Malerei, Grafik, Plastik

"Junge Kunst": Neue Ausstellung im Künstlerhaus Marktoberdorf eröffnet

Das Künstlerhaus Marktoberdorf eröffnet am 16. Juli eine neue Ausstellung. In "Junge Kunst" geht es um zeitgenössische Kunst.

Das Künstlerhaus Marktoberdorf eröffnet am 16. Juli eine neue Ausstellung. In "Junge Kunst" geht es um zeitgenössische Kunst.

Bild: Matthias Becker (Symbolfoto)

Das Künstlerhaus Marktoberdorf eröffnet am 16. Juli eine neue Ausstellung. In "Junge Kunst" geht es um zeitgenössische Kunst.

Bild: Matthias Becker (Symbolfoto)

Ab 16. Juli ist im Künstlerhaus Marktoberdorf die Ausstellung "Junge Kunst" zu sehen. Sie rückt Nachwuchstalente in den Fokus.
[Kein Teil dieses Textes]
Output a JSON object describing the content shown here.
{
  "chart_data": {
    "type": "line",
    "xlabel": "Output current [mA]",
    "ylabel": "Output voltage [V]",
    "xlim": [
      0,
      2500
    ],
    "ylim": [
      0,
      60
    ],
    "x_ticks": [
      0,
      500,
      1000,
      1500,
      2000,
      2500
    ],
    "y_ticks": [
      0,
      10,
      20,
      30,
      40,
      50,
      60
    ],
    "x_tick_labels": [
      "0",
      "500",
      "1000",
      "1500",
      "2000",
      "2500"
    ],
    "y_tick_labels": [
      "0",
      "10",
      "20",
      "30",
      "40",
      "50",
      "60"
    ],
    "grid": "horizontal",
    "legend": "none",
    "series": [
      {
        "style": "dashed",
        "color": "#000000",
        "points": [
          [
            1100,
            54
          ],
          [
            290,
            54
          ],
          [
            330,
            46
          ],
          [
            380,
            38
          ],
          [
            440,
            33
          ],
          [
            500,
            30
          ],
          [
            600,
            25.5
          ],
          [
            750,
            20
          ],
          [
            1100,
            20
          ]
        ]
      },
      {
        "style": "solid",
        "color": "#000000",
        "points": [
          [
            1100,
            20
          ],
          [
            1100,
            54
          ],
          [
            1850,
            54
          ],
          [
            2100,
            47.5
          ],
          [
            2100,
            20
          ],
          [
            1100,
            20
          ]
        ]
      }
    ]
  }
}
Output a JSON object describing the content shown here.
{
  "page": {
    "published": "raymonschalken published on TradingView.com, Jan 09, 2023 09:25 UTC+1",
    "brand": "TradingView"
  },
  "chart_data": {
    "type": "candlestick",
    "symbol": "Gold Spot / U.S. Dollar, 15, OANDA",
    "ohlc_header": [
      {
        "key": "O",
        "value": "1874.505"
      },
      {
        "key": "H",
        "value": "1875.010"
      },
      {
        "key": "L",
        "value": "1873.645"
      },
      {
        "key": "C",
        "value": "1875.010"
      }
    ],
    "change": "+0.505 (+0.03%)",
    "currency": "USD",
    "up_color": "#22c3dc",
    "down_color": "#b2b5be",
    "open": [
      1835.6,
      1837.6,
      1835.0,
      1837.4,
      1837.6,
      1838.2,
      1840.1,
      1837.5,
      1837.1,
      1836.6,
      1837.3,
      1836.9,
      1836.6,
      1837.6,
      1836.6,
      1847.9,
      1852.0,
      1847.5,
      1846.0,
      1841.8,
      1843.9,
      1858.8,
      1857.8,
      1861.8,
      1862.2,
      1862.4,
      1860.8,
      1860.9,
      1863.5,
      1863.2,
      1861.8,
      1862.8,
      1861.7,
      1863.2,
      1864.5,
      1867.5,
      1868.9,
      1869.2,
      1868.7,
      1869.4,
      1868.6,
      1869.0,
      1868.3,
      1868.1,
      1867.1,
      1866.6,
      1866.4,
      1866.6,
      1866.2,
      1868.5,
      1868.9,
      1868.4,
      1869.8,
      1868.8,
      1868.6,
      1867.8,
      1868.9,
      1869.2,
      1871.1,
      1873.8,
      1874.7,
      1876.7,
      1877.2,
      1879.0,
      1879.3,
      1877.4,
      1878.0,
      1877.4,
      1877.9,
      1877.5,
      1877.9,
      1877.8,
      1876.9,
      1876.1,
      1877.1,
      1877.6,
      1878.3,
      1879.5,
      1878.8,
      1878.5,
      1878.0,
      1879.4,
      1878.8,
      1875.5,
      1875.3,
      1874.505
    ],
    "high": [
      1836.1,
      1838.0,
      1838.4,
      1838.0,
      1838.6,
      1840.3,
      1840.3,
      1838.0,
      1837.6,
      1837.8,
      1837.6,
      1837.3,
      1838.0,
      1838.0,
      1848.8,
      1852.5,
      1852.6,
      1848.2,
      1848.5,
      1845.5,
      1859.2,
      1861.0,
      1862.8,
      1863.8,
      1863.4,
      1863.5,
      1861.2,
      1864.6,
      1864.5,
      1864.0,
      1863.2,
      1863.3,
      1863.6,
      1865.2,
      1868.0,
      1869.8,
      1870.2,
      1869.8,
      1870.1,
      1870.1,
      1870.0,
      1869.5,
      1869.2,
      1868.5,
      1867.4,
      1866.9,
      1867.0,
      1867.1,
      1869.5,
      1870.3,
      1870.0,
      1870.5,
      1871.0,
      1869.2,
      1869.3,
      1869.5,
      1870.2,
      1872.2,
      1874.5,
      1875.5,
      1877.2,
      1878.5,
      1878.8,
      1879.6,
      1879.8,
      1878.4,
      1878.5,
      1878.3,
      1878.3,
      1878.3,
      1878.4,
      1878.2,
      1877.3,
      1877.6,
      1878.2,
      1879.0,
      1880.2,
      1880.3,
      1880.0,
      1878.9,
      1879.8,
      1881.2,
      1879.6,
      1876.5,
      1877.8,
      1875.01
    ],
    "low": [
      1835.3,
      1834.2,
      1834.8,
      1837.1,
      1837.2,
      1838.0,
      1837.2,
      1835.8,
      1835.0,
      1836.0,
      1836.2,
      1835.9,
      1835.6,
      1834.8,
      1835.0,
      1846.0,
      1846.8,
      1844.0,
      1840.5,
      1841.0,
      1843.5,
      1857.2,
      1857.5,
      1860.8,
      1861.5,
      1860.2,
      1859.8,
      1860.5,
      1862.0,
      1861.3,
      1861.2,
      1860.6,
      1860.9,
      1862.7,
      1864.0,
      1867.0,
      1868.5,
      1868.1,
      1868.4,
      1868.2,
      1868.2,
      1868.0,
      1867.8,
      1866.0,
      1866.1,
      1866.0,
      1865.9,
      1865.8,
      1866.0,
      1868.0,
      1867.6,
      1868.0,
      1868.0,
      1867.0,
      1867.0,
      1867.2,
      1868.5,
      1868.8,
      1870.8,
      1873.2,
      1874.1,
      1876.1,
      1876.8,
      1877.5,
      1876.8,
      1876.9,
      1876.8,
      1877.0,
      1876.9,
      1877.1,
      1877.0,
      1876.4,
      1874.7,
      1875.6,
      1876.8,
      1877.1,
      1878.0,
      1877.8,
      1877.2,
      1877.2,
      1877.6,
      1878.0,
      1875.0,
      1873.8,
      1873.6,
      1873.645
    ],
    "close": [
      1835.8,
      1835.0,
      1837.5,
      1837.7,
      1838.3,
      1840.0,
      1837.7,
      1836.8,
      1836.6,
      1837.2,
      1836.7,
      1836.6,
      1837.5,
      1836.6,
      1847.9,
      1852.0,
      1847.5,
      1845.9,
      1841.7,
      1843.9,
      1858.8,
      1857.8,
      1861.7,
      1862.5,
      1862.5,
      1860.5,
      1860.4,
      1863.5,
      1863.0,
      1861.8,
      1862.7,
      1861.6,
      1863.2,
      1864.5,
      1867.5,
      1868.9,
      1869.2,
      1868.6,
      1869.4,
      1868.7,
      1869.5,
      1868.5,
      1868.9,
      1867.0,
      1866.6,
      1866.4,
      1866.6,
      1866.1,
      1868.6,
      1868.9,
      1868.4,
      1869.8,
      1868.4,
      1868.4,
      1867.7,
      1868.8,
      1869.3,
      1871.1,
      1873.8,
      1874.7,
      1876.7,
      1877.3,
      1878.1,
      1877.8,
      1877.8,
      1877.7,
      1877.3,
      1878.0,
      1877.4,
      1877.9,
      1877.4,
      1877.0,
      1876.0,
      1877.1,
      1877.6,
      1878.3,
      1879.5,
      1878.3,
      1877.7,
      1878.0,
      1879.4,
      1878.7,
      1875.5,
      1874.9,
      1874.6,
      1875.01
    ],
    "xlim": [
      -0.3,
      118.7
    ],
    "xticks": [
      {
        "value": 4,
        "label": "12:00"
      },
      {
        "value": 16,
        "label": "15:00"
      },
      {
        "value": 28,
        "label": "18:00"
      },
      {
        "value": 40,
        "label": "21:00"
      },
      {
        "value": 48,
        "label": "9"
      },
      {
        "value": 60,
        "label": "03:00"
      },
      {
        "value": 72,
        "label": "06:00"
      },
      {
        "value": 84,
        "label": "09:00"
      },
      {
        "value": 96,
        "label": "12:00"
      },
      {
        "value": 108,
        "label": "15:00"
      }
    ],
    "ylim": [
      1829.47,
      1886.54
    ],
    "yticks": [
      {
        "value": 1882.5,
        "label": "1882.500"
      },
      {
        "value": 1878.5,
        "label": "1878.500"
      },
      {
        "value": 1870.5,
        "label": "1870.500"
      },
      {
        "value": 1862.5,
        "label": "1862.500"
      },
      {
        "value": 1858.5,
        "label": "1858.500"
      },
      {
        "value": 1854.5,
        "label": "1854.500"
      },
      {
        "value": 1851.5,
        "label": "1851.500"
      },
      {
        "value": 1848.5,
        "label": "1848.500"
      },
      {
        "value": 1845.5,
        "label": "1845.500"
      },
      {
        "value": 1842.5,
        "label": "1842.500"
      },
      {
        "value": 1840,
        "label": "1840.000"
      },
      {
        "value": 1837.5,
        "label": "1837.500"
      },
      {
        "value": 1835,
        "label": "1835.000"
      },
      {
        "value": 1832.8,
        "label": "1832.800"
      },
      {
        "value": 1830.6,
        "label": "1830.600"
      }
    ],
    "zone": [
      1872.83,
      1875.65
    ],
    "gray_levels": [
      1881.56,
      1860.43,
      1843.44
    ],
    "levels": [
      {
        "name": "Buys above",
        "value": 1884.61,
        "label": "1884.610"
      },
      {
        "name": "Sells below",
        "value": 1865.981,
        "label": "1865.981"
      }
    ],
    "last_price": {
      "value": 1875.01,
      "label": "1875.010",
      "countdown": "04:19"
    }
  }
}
Anlass ist ein Wettbewerb.
12.07.2022 | Stand: 09:00 Uhr

„Junge Kunst“ heißt die neue Ausstellung, die am 16. Juli im Künstlerhaus Marktoberdorf eröffnet. Das Künstlerhaus rückt dabei Nachwuchstalente in den Fokus. Anlass für die Ausstellung, die bis 11. September zu sehen ist, ist die Vergabe des Förderpreises der Antonia und Hermann Götz-Stiftung. Die Stiftung vergibt den Kunstpreis alle fünf Jahre an Künstler aus den Bereichen Malerei, Grafik und Plastik. Die Dotierungen liegen bei 5000 Euro für den ersten und 2000 Euro für den zweiten Preis. Dieses Jahr sind alle eingereichten Werke in der Ausstellung zu sehen.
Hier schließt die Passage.